Puente was tried and convicted to life in prison without the possibility of parole. She died in the Central California Women’s Correctional Facility at the age of 82.
Judy Buenoano
The original “Black Widow” it doesn’t get more sinister than Judy Buenoano. Buenoano murdered her husband, boyfriend, and even her own son over a twelve-year period beginning in 1965.
Her game was to poison her victims with arsenic, killing them and then collecting insurance benefits for them. The most insidious of her murders was that of her own son, Michael. After attempting to kill him with arsenic, he survived but was paralyzed, having to wear leg braces due to the after-effects of the poisoning. When her first attempt on his life did not work, she simply rowed him out to the middle of a lake, capsized the boat, and allowed him to drown.
Although she claimed it was an accident, by this time authorities were becoming suspicious. They were even more so when they discovered she had collected around $240,000 in life insurance payouts for her partners and family members. She also attempted to kill her fiance with a car bomb, after the arsenic deaths began to draw attention.
She was finally caught and convicted in 1984. Judy Buenoano was sentenced to death and died in the electric chair in 1998, being the first woman to be put to death in Florida, since 1848.
Joanna Dennehy
Joanna Dennehy was unique in that her crimes were not motivated by passion, financial gain, or even hatred, they were motivated purely by her love of killing. A true psychopath in 2013 she lured her victims to her Peterborough home under the pretense of a sexual encounter, then under the prelude of a sex game, blindfolded them and stabbed them to death.
Dennehy reported her goal had been to murder nine men in total but had only successfully killed three, leaving two others fighting for their life. She explained she did not want to kill women, only men, and targeted them specifically. Her crime spree only lasted ten days in total, but the results were devastating.
She was finally caught and convicted of three murders and two attempted murders. She was sentenced to life in prison, making her one of only two women ever sentenced to life imprisonment in all of Britain.

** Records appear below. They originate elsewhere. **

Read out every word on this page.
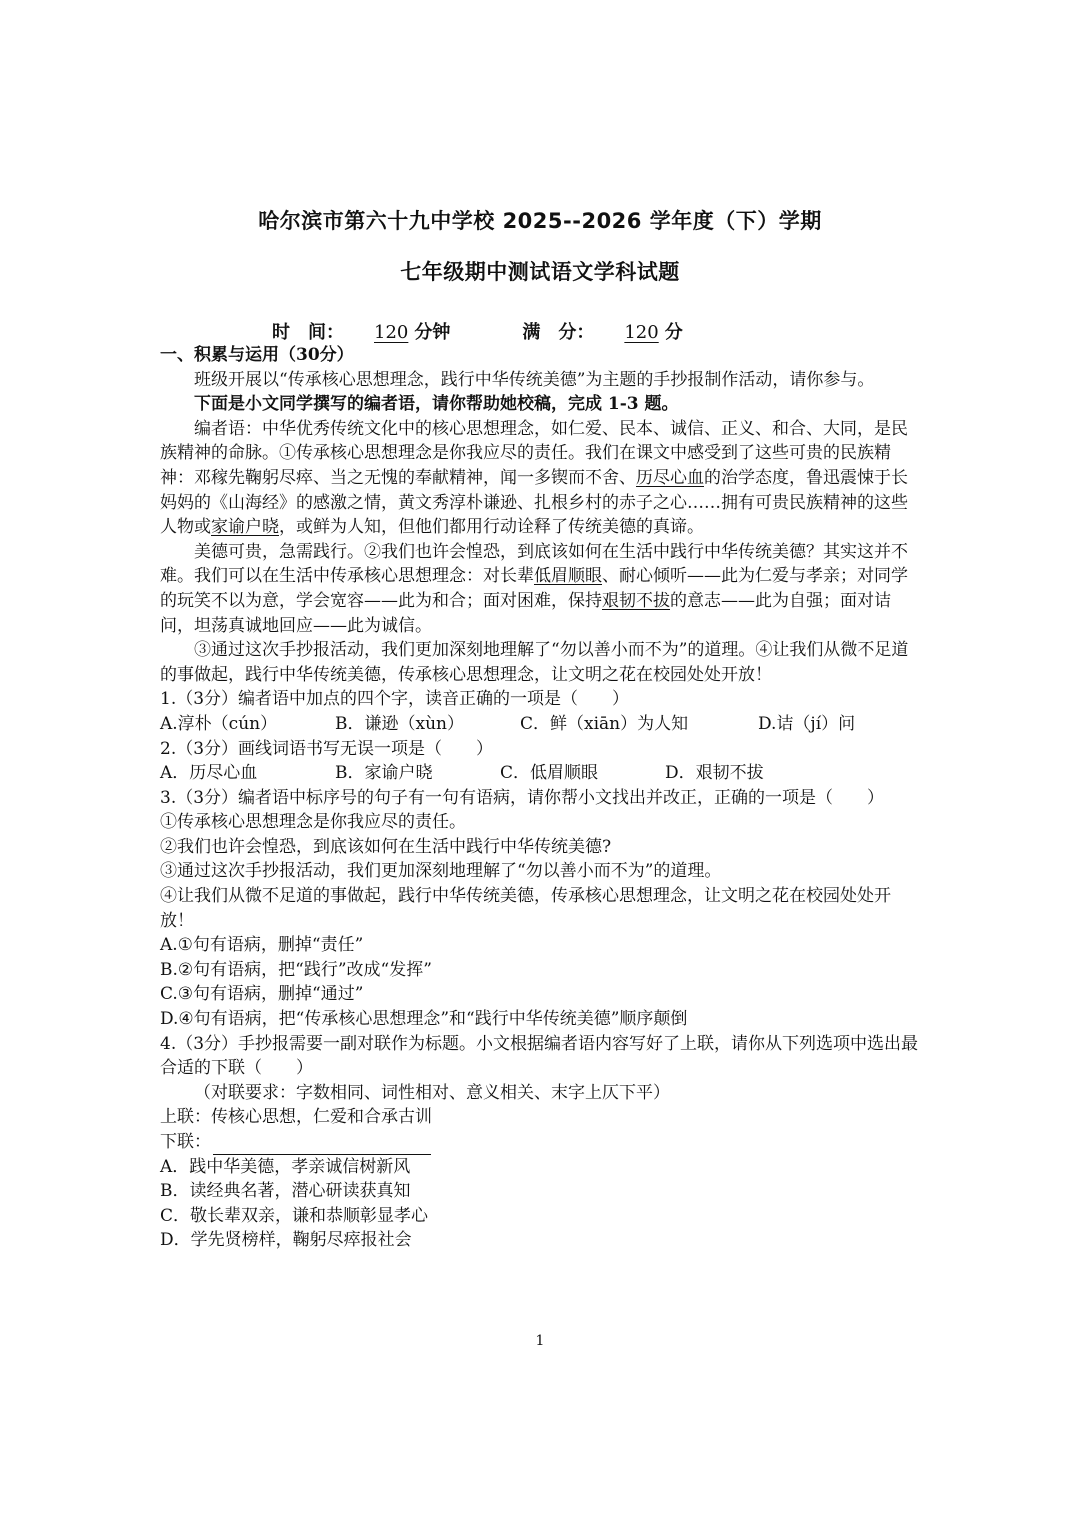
哈尔滨市第六十九中学校 2025--2026 学年度（下）学期
七年级期中测试语文学科试题
时　间： 120 分钟	满　分： 120 分

一、积累与运用（30分）

班级开展以“传承核心思想理念，践行中华传统美德”为主题的手抄报制作活动，请你参与。

下面是小文同学撰写的编者语，请你帮助她校稿，完成 1-3 题。

编者语：中华优秀传统文化中的核心思想理念，如仁爱、民本、诚信、正义、和合、大同，是民族精神的命脉。①传承核心思想理念是你我应尽的责任。我们在课文中感受到了这些可贵的民族精神：邓稼先鞠躬尽瘁、当之无愧的奉献精神，闻一多锲而不舍、历尽心血的治学态度，鲁迅震悚于长妈妈的《山海经》的感激之情，黄文秀淳朴谦逊、扎根乡村的赤子之心……拥有可贵民族精神的这些人物或家谕户晓，或鲜为人知，但他们都用行动诠释了传统美德的真谛。

美德可贵，急需践行。②我们也许会惶恐，到底该如何在生活中践行中华传统美德？其实这并不难。我们可以在生活中传承核心思想理念：对长辈低眉顺眼、耐心倾听——此为仁爱与孝亲；对同学的玩笑不以为意，学会宽容——此为和合；面对困难，保持艰韧不拔的意志——此为自强；面对诘问，坦荡真诚地回应——此为诚信。

③通过这次手抄报活动，我们更加深刻地理解了“勿以善小而不为”的道理。④让我们从微不足道的事做起，践行中华传统美德，传承核心思想理念，让文明之花在校园处处开放！

1.（3分）编者语中加点的四个字，读音正确的一项是（　　）

A.淳朴（cún）	B．谦逊（xùn）	C．鲜（xiān）为人知	D.诘（jí）问

2.（3分）画线词语书写无误一项是（　　）

A．历尽心血	B．家谕户晓	C．低眉顺眼	D．艰韧不拔

3.（3分）编者语中标序号的句子有一句有语病，请你帮小文找出并改正，正确的一项是（　　）

①传承核心思想理念是你我应尽的责任。

②我们也许会惶恐，到底该如何在生活中践行中华传统美德?

③通过这次手抄报活动，我们更加深刻地理解了“勿以善小而不为”的道理。

④让我们从微不足道的事做起，践行中华传统美德，传承核心思想理念，让文明之花在校园处处开放！

A.①句有语病，删掉“责任”

B.②句有语病，把“践行”改成“发挥”

C.③句有语病，删掉“通过”

D.④句有语病，把“传承核心思想理念”和“践行中华传统美德”顺序颠倒

4.（3分）手抄报需要一副对联作为标题。小文根据编者语内容写好了上联，请你从下列选项中选出最合适的下联（　　）

（对联要求：字数相同、词性相对、意义相关、末字上仄下平）

上联：传核心思想，仁爱和合承古训

下联：

A．践中华美德，孝亲诚信树新风

B．读经典名著，潜心研读获真知

C．敬长辈双亲，谦和恭顺彰显孝心

D．学先贤榜样，鞠躬尽瘁报社会

1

She attempted suicide twice in prison but when that was unsuccessful decided instead to begin writing erotic fiction, somewhat self-inspired about a woman who had sex with men before murdering them. Certainly sounds familiar.
These five female serial killers prove that although we think we know evil when we see it, we actually have no idea. Murderers come in all shapes and sizes, they can be good-looking young men like Ted Bundy or sweet granny-type older women like Nannie Doss, and everything in between. The moral of the story is that serial killers come in all shapes and sizes and murder, is not a gender-specific pastime.